Para alguien que se encontrara en lo más bajo de la garganta, el hombre agarrado al abrupto acantilado habría resultado invisible, disimulado por los salientes rocosos que formaban algo parecido a una serie de peldaños irregulares de piedra si se miraba desde lejos. Igualmente, vista desde lejos, la accidentada pared parecía fácil de trepar; pero entre cada saliente había huecos que producían vértigo… pérfidas extensiones de tierra arcillosa y pendientes abruptas donde los dedos que se aferraban a la rocosa pared y los dedos de los pies que buscaban a tientas dónde meterse, difícilmente encontraban una presa o un apoyo.

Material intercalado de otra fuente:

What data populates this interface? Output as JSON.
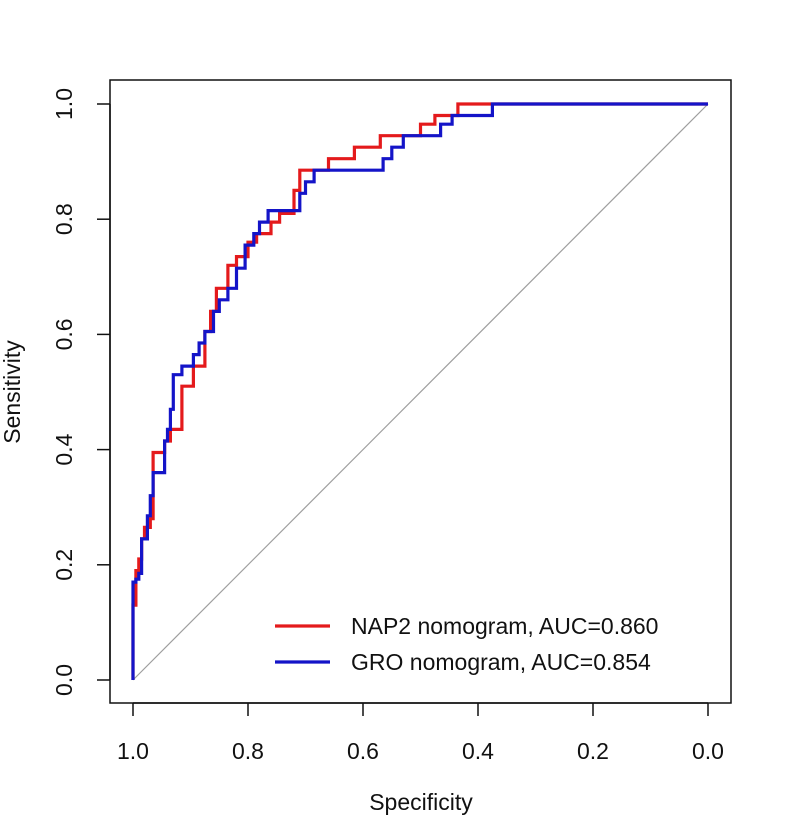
{
  "chart_data": {
    "type": "line",
    "title": "",
    "xlabel": "Specificity",
    "ylabel": "Sensitivity",
    "xlim": [
      1.0,
      0.0
    ],
    "ylim": [
      0.0,
      1.0
    ],
    "x_reversed": true,
    "xticks": [
      "1.0",
      "0.8",
      "0.6",
      "0.4",
      "0.2",
      "0.0"
    ],
    "yticks": [
      "0.0",
      "0.2",
      "0.4",
      "0.6",
      "0.8",
      "1.0"
    ],
    "grid": false,
    "legend_position": "bottom-right",
    "reference_line": {
      "from": [
        1.0,
        0.0
      ],
      "to": [
        0.0,
        1.0
      ],
      "color": "#9e9e9e"
    },
    "series": [
      {
        "name": "NAP2 nomogram, AUC=0.860",
        "color": "#e41a1c",
        "x": [
          1.0,
          1.0,
          0.995,
          0.995,
          0.99,
          0.99,
          0.985,
          0.985,
          0.98,
          0.98,
          0.97,
          0.97,
          0.965,
          0.965,
          0.945,
          0.945,
          0.935,
          0.935,
          0.915,
          0.915,
          0.895,
          0.895,
          0.875,
          0.875,
          0.865,
          0.865,
          0.855,
          0.855,
          0.835,
          0.835,
          0.82,
          0.82,
          0.8,
          0.8,
          0.785,
          0.785,
          0.76,
          0.76,
          0.745,
          0.745,
          0.72,
          0.72,
          0.71,
          0.71,
          0.66,
          0.66,
          0.615,
          0.615,
          0.57,
          0.57,
          0.5,
          0.5,
          0.475,
          0.475,
          0.435,
          0.435,
          0.0
        ],
        "y": [
          0.0,
          0.13,
          0.13,
          0.19,
          0.19,
          0.21,
          0.21,
          0.245,
          0.245,
          0.265,
          0.265,
          0.28,
          0.28,
          0.395,
          0.395,
          0.415,
          0.415,
          0.435,
          0.435,
          0.51,
          0.51,
          0.545,
          0.545,
          0.605,
          0.605,
          0.64,
          0.64,
          0.68,
          0.68,
          0.72,
          0.72,
          0.735,
          0.735,
          0.76,
          0.76,
          0.775,
          0.775,
          0.795,
          0.795,
          0.81,
          0.81,
          0.85,
          0.85,
          0.885,
          0.885,
          0.905,
          0.905,
          0.925,
          0.925,
          0.945,
          0.945,
          0.965,
          0.965,
          0.98,
          0.98,
          1.0,
          1.0
        ]
      },
      {
        "name": "GRO nomogram, AUC=0.854",
        "color": "#1414c8",
        "x": [
          1.0,
          1.0,
          0.995,
          0.995,
          0.99,
          0.99,
          0.985,
          0.985,
          0.975,
          0.975,
          0.97,
          0.97,
          0.965,
          0.965,
          0.945,
          0.945,
          0.94,
          0.94,
          0.935,
          0.935,
          0.93,
          0.93,
          0.915,
          0.915,
          0.895,
          0.895,
          0.885,
          0.885,
          0.875,
          0.875,
          0.86,
          0.86,
          0.85,
          0.85,
          0.835,
          0.835,
          0.82,
          0.82,
          0.805,
          0.805,
          0.79,
          0.79,
          0.78,
          0.78,
          0.765,
          0.765,
          0.71,
          0.71,
          0.7,
          0.7,
          0.685,
          0.685,
          0.66,
          0.66,
          0.565,
          0.565,
          0.55,
          0.55,
          0.53,
          0.53,
          0.515,
          0.515,
          0.465,
          0.465,
          0.445,
          0.445,
          0.375,
          0.375,
          0.0
        ],
        "y": [
          0.0,
          0.17,
          0.17,
          0.175,
          0.175,
          0.185,
          0.185,
          0.245,
          0.245,
          0.285,
          0.285,
          0.32,
          0.32,
          0.36,
          0.36,
          0.415,
          0.415,
          0.435,
          0.435,
          0.47,
          0.47,
          0.53,
          0.53,
          0.545,
          0.545,
          0.565,
          0.565,
          0.585,
          0.585,
          0.605,
          0.605,
          0.64,
          0.64,
          0.66,
          0.66,
          0.68,
          0.68,
          0.715,
          0.715,
          0.755,
          0.755,
          0.775,
          0.775,
          0.795,
          0.795,
          0.815,
          0.815,
          0.845,
          0.845,
          0.865,
          0.865,
          0.885,
          0.885,
          0.885,
          0.885,
          0.905,
          0.905,
          0.925,
          0.925,
          0.945,
          0.945,
          0.945,
          0.945,
          0.965,
          0.965,
          0.98,
          0.98,
          1.0,
          1.0
        ]
      }
    ]
  }
}
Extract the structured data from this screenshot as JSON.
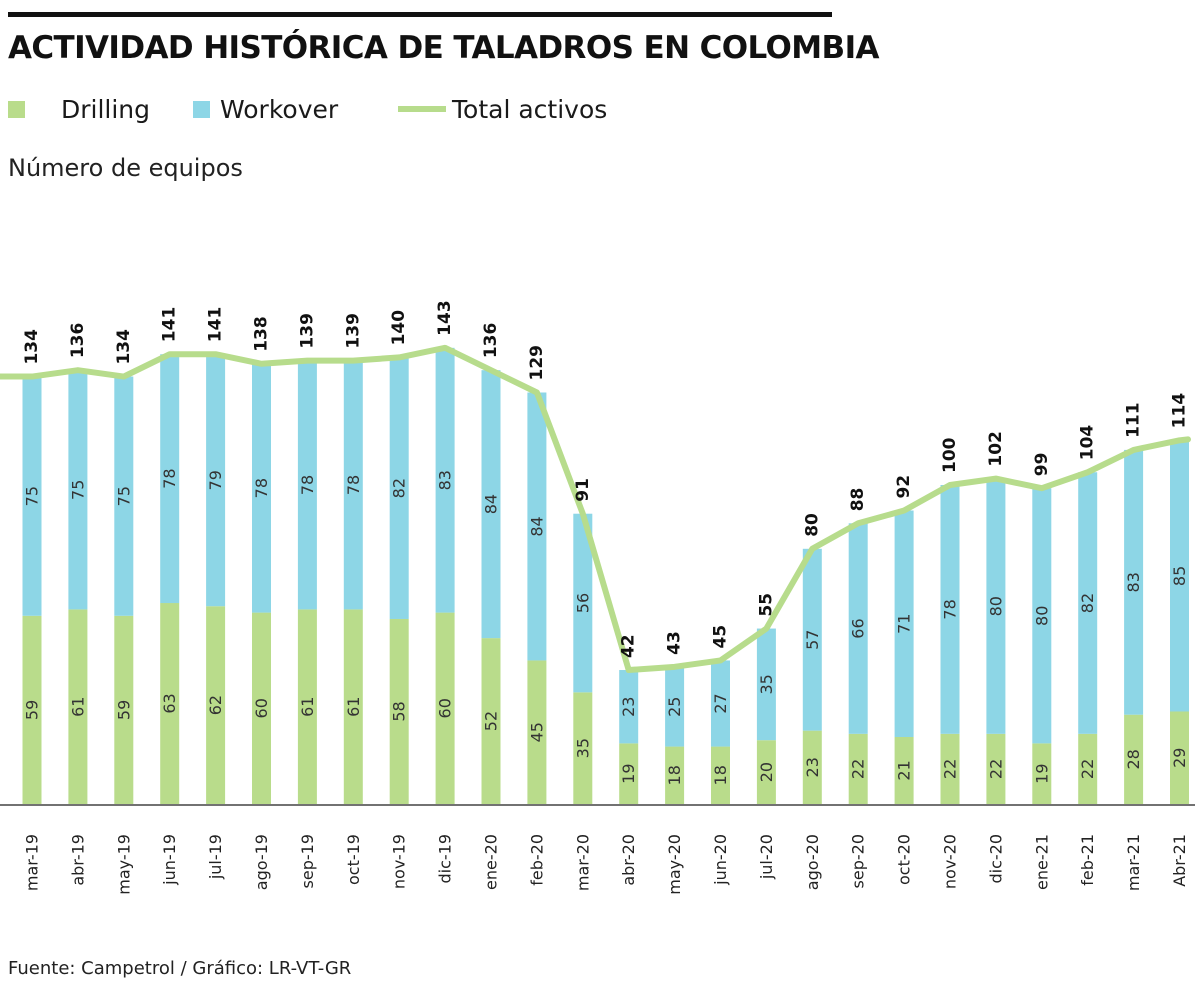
{
  "header": {
    "title": "ACTIVIDAD HISTÓRICA DE TALADROS EN COLOMBIA"
  },
  "legend": {
    "drilling": "Drilling",
    "workover": "Workover",
    "total": "Total activos"
  },
  "unit_label": "Número de equipos",
  "source": "Fuente: Campetrol / Gráfico: LR-VT-GR",
  "colors": {
    "drilling": "#b9dc8b",
    "workover": "#8dd6e6",
    "total_line": "#b7dc8c",
    "axis": "#444444",
    "text": "#1a1a1a"
  },
  "chart_data": {
    "type": "bar",
    "stacked": true,
    "title": "ACTIVIDAD HISTÓRICA DE TALADROS EN COLOMBIA",
    "ylabel": "Número de equipos",
    "xlabel": "",
    "ylim": [
      0,
      150
    ],
    "categories": [
      "mar-19",
      "abr-19",
      "may-19",
      "jun-19",
      "jul-19",
      "ago-19",
      "sep-19",
      "oct-19",
      "nov-19",
      "dic-19",
      "ene-20",
      "feb-20",
      "mar-20",
      "abr-20",
      "may-20",
      "jun-20",
      "jul-20",
      "ago-20",
      "sep-20",
      "oct-20",
      "nov-20",
      "dic-20",
      "ene-21",
      "feb-21",
      "mar-21",
      "Abr-21"
    ],
    "series": [
      {
        "name": "Drilling",
        "values": [
          59,
          61,
          59,
          63,
          62,
          60,
          61,
          61,
          58,
          60,
          52,
          45,
          35,
          19,
          18,
          18,
          20,
          23,
          22,
          21,
          22,
          22,
          19,
          22,
          28,
          29
        ]
      },
      {
        "name": "Workover",
        "values": [
          75,
          75,
          75,
          78,
          79,
          78,
          78,
          78,
          82,
          83,
          84,
          84,
          56,
          23,
          25,
          27,
          35,
          57,
          66,
          71,
          78,
          80,
          80,
          82,
          83,
          85
        ]
      },
      {
        "name": "Total activos",
        "type": "line",
        "values": [
          134,
          136,
          134,
          141,
          141,
          138,
          139,
          139,
          140,
          143,
          136,
          129,
          91,
          42,
          43,
          45,
          55,
          80,
          88,
          92,
          100,
          102,
          99,
          104,
          111,
          114
        ]
      }
    ]
  }
}
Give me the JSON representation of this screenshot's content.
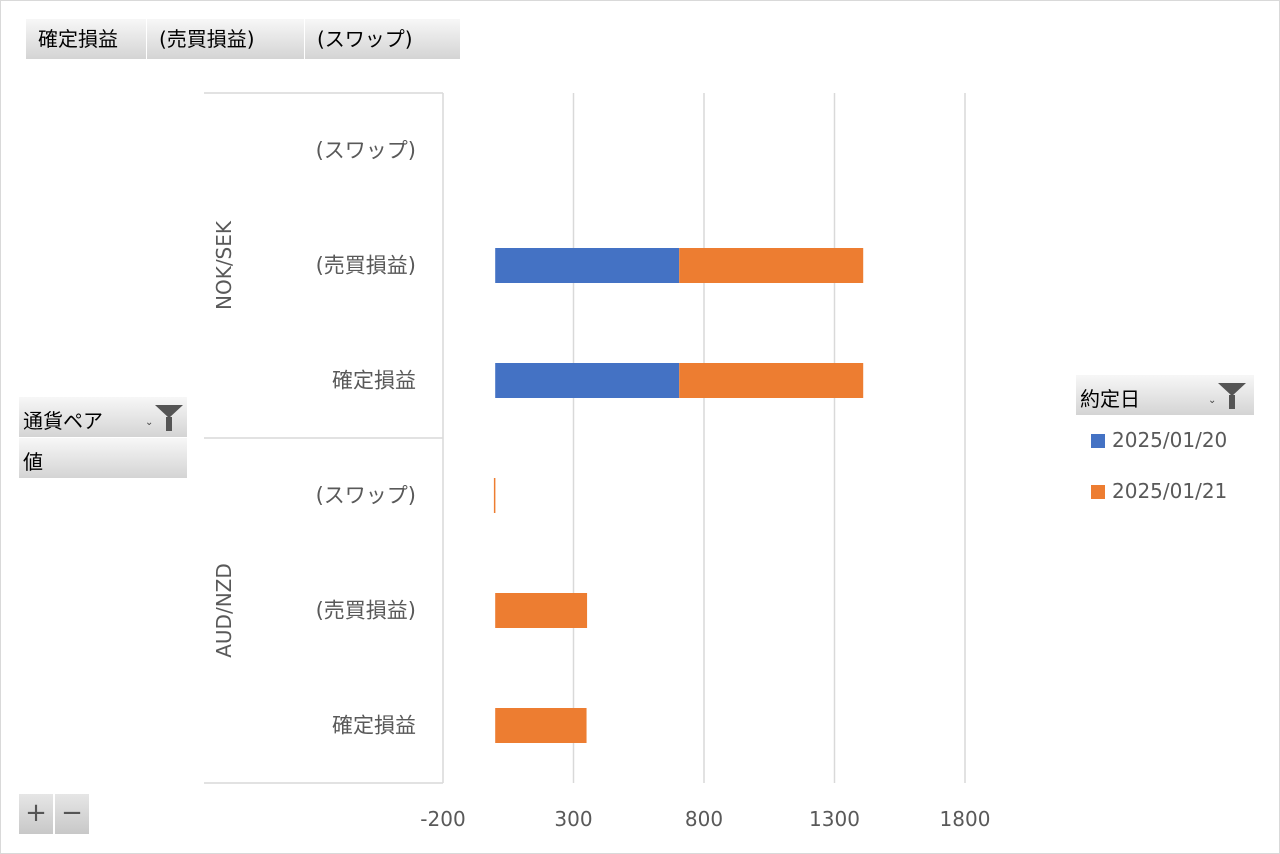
{
  "pivot_buttons": {
    "values_fields": [
      "確定損益",
      "(売買損益)",
      "(スワップ)"
    ],
    "row_field": "通貨ペア",
    "values_label": "値",
    "legend_field": "約定日",
    "expand_label": "+",
    "collapse_label": "−"
  },
  "colors": {
    "2025/01/20": "#4472c4",
    "2025/01/21": "#ed7d31",
    "grid": "#d9d9d9"
  },
  "chart_data": {
    "type": "bar",
    "orientation": "horizontal",
    "stacked": true,
    "groups": [
      {
        "name": "NOK/SEK",
        "categories": [
          "(スワップ)",
          "(売買損益)",
          "確定損益"
        ]
      },
      {
        "name": "AUD/NZD",
        "categories": [
          "(スワップ)",
          "(売買損益)",
          "確定損益"
        ]
      }
    ],
    "series": [
      {
        "name": "2025/01/20",
        "values": [
          [
            0,
            705,
            705
          ],
          [
            0,
            0,
            0
          ]
        ]
      },
      {
        "name": "2025/01/21",
        "values": [
          [
            0,
            705,
            705
          ],
          [
            -5,
            352,
            350
          ]
        ]
      }
    ],
    "xlim": [
      -200,
      1800
    ],
    "xticks": [
      -200,
      300,
      800,
      1300,
      1800
    ],
    "grid": true,
    "legend": {
      "title": "約定日",
      "position": "right"
    }
  }
}
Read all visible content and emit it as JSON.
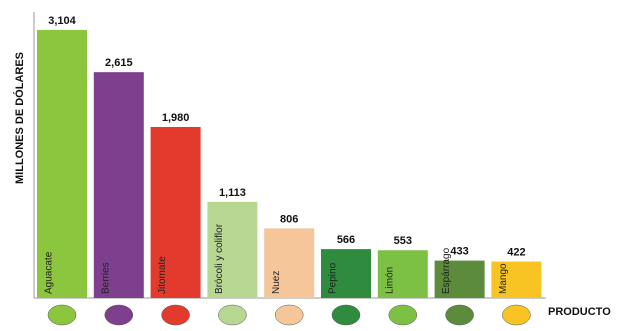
{
  "chart_data": {
    "type": "bar",
    "y_label": "MILLONES DE DÓLARES",
    "x_label": "PRODUCTO",
    "categories": [
      "Aguacate",
      "Berries",
      "Jitomate",
      "Brócoli y coliflor",
      "Nuez",
      "Pepino",
      "Limón",
      "Espárrago",
      "Mango"
    ],
    "values": [
      3104,
      2615,
      1980,
      1113,
      806,
      566,
      553,
      433,
      422
    ],
    "value_labels": [
      "3,104",
      "2,615",
      "1,980",
      "1,113",
      "806",
      "566",
      "553",
      "433",
      "422"
    ],
    "colors": [
      "#8cc63e",
      "#7e3f8f",
      "#e23b2e",
      "#b7d793",
      "#f4c69a",
      "#2f8c3f",
      "#7cc143",
      "#5b8b3b",
      "#f8c424"
    ],
    "ylim": [
      0,
      3300
    ]
  }
}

Un único paso en falso, un único asidero mal asegurado y el escalador caería hacia atrás para recorrer una caída vertiginosa que le aplastaría en el fondo rocoso del cañón, trescientos pies más abajo. Pero el hombre agarrado al acantilado era Francis Xavier Gordon y su destino no era caer y aplastarse en el fondo de un barranco del Himalaya.

Su ascensión estaba a punto de terminar. El borde del acantilado se encontraba solamente a pocos pies por encima de su cabeza, pero la superficie que le restaba por franquear era la más peligrosa de aquella insensata escalada. Hizo una pausa para limpiarse el sudor que le cegaba los ojos, inspiró profundamente por la nariz y, una vez más, opuso ojo y músculo a la brutal perfidia de la gigantesca barrera mineral. Apagados aullidos subieron desde el fondo de la garganta, vibrantes por el odio y expresando un deseo sanguinario. No miró hacia abajo. Su labio superior se encogió con un silencioso gruñido, como podría bufar una pantera al oír las voces de los cazadores. Eso fue todo.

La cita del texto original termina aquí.